Aujourd’hui, les nombreux ouvrages de Jon Kabat-Zinn, mais aussi ceux du moine zen Tich Nhat Hahn, de Christophe André et du philosophe Fabrice Midal ont permis à la pleine conscience de gagner peu à peu l’adhésion du grand public français. Chacun a désormais la possibilité de s’initier à ce type de méditation par des CD, des livres ou en participant à des stages de MBSR.

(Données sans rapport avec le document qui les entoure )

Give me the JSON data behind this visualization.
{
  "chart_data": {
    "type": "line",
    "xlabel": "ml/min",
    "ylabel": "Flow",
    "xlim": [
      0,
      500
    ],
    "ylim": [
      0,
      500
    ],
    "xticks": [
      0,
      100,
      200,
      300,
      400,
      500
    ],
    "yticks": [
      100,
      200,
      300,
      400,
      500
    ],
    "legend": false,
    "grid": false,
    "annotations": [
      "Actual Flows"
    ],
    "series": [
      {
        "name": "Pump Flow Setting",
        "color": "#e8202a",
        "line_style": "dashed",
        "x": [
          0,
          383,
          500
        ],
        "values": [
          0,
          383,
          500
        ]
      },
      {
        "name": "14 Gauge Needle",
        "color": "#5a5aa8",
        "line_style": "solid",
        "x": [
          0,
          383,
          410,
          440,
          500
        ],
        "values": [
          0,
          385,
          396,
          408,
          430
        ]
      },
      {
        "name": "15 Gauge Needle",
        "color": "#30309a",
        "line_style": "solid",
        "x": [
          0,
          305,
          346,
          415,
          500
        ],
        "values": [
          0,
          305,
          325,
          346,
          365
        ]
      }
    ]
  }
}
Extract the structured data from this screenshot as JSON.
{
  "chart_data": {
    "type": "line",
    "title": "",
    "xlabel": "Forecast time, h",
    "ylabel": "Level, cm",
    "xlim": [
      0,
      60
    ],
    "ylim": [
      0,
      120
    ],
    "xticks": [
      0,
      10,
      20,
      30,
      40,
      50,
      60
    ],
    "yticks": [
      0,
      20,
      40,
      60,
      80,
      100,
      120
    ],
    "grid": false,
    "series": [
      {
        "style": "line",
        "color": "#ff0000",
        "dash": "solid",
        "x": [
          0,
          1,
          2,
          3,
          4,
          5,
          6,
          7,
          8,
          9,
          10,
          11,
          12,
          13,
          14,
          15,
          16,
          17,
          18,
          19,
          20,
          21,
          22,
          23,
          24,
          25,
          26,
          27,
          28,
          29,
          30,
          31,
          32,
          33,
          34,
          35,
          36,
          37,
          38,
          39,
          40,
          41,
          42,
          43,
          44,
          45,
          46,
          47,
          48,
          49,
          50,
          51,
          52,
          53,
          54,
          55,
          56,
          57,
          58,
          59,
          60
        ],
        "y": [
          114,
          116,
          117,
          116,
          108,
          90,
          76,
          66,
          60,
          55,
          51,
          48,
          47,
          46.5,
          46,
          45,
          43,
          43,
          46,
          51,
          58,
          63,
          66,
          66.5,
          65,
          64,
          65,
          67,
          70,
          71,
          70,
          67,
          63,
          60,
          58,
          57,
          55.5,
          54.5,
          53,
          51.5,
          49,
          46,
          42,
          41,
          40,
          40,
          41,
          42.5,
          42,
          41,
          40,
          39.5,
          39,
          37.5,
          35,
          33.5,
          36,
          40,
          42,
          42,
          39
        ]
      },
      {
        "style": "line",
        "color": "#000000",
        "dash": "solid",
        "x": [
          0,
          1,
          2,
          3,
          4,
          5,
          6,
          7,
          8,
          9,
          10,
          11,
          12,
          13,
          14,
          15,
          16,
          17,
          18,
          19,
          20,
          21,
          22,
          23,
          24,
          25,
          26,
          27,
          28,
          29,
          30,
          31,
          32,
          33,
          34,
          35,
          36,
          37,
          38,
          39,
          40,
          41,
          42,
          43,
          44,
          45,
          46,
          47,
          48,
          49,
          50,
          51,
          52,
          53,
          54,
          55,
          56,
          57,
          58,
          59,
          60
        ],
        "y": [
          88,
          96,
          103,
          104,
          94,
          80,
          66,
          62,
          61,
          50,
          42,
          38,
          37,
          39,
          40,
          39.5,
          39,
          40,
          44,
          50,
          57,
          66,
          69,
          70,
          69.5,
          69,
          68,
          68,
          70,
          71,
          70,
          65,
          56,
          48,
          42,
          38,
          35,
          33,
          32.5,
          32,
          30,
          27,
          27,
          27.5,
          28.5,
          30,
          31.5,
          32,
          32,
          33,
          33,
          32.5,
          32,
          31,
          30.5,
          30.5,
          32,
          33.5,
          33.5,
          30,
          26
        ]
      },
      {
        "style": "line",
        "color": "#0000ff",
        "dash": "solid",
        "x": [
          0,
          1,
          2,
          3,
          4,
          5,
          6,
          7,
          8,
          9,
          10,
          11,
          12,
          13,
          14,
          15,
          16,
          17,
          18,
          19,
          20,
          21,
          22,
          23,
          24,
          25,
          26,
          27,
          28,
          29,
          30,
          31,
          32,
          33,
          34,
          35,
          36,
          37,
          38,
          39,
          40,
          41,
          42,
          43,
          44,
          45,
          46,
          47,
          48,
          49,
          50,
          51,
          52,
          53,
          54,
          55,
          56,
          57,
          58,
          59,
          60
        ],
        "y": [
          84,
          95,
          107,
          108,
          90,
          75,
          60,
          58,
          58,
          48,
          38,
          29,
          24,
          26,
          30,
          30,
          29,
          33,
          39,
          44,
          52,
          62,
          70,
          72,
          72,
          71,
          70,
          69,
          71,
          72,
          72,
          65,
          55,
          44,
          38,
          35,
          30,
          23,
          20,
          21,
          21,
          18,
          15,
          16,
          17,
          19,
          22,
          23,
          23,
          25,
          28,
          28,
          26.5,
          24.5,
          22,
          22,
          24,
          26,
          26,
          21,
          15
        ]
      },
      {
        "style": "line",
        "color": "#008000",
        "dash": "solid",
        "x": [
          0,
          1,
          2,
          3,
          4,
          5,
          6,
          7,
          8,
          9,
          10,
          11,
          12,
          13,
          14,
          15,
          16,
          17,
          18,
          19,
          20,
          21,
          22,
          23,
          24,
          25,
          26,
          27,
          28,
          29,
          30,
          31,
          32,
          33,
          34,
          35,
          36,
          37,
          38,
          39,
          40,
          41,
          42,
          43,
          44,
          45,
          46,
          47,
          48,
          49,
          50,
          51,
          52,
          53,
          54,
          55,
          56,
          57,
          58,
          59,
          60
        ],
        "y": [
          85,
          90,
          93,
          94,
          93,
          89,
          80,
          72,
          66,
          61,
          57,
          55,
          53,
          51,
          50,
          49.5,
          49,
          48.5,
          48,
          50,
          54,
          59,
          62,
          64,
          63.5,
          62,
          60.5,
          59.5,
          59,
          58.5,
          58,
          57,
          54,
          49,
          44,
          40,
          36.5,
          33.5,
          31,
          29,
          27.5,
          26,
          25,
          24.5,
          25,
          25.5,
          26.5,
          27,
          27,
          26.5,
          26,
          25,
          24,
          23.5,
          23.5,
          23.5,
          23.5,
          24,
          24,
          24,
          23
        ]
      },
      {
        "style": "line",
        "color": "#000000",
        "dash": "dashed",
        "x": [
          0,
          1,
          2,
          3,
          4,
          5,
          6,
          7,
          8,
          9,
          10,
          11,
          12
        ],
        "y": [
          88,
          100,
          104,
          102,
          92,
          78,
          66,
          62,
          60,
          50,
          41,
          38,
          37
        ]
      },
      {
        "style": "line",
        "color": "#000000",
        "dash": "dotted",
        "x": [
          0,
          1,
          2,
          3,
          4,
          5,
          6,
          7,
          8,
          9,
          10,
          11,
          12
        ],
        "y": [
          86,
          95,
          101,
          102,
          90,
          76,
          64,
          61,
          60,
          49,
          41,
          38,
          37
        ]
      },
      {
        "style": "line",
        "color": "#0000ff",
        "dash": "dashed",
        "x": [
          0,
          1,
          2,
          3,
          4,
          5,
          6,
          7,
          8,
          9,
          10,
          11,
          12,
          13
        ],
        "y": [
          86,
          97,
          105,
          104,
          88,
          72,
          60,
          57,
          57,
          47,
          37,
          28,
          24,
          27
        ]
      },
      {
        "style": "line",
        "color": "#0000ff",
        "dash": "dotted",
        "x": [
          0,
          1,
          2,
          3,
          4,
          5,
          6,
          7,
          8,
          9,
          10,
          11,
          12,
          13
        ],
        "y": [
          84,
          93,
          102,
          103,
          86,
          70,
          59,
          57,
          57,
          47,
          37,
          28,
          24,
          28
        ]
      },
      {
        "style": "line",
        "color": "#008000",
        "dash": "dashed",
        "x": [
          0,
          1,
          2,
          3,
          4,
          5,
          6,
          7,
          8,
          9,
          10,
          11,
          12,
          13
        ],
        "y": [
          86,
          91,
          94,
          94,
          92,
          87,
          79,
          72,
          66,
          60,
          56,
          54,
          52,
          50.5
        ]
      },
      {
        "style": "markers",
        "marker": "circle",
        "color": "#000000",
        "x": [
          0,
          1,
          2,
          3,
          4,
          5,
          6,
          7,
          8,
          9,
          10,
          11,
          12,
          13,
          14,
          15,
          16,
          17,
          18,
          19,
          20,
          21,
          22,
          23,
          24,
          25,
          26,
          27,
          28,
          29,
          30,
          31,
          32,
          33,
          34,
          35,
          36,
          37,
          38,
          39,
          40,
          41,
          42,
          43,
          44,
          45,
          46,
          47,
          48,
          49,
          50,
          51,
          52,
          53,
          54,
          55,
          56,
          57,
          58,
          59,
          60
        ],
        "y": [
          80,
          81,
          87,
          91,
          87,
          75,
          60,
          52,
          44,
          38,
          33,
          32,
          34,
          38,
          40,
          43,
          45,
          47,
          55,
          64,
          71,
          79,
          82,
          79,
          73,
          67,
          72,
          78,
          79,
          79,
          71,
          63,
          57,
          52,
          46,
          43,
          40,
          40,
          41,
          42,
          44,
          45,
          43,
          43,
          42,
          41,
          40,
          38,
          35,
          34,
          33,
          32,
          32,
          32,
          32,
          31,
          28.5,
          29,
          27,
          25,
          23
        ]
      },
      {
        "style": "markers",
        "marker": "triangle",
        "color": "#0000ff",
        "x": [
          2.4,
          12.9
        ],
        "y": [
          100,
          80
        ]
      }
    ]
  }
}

Entraînement attentionnel à l’art d’être vraiment présent
« La pratique de la pleine conscience repose sur un entraînement attentionnel à l’art d’être présent à ce que l’on vit, instant après instant, ici et maintenant, avec curiosité, bienveillance et sans jugement », précise Jorge Dana, également instructeur MBSR. En somme, il s’agit de mettre en veille le pilote automatique qui nous gouverne habituellement. « La plupart du temps, nous sommes plongés dans notre cinéma intérieur, captivés par nos pensées et nos émotions, ajoute Jorge. Nous ressassons un passé qui n’est plus ou nous nous projetons dans un avenir incertain : c’est très fatigant pour le moral. Nous vivons comme si nous étions ailleurs, absents à nous-mêmes et aux autres. » C’est encore pire lorsque l’on est déprimé ou anxieux : on a tendance à ruminer les pensées négatives, ce qui ne fait que renforcer les états émotionnels douloureux. La pleine conscience permet d’observer la façon dont naissent les émotions et les pensées, qu’elles soient positives ou négatives, et comment elles peuvent nous submerger. En nous aidant à observer le fonctionnement du corps et de l’esprit, elle nous permet d’« accueillir ce qui se passe en nous de manière plus ouverte », poursuit le professeur Isnard Bagnis. On calme l’agitation du mental, on laisse les pensées et les sensations s’exprimer, être là, en gardant de la distance, sans forcément chercher à les analyser ou à s’en débarrasser.

Pas de remède miracle
Cela fait des années que les scientifiques, américains en particulier, cherchent à comprendre les effets de la méditation sur le fonctionnement du cerveau. De grandes universités (Madison, Princeton, Harvard…) mènent régulièrement des travaux sur le sujet. Grâce à toutes ces recherches, on sait désormais que méditer de façon régulière, en pleine conscience, réduit le stress, l’anxiété, la tendance à la colère, l’hypertension. La méditation renforcerait aussi le système immunitaire et le bien-être. Est-ce pour autant la panacée, le remède à tous les maux de l’esprit ? « Bien sûr que non, souligne Jorge Dana. Ce n’est pas la solution à tous les problèmes. La vie sera toujours la vie, avec ses joies, mais aussi ses douleurs, ses pertes, ses deuils. Le MBSR essaie juste modestement de calmer l’agitation naturelle de l’esprit et de donner des outils pour se recentrer, pour apprécier davantage les événements agréables et être mieux armé face aux difficultés de l’existence. Après, c’est à chacun de voir comment il s’approprie l’expérience et ce qu’il en retire. » Se poser, se taire, observer ce qu’il se passe, apaiser son mental, être dans l’instant présent : la pleine conscience aide déjà simplement à mieux vivre. A condition de la pratiquer régulièrement, à raison de quelques minutes par jour (dans l’idéal vingt à trente minutes), comme une petite gymnastique quotidienne.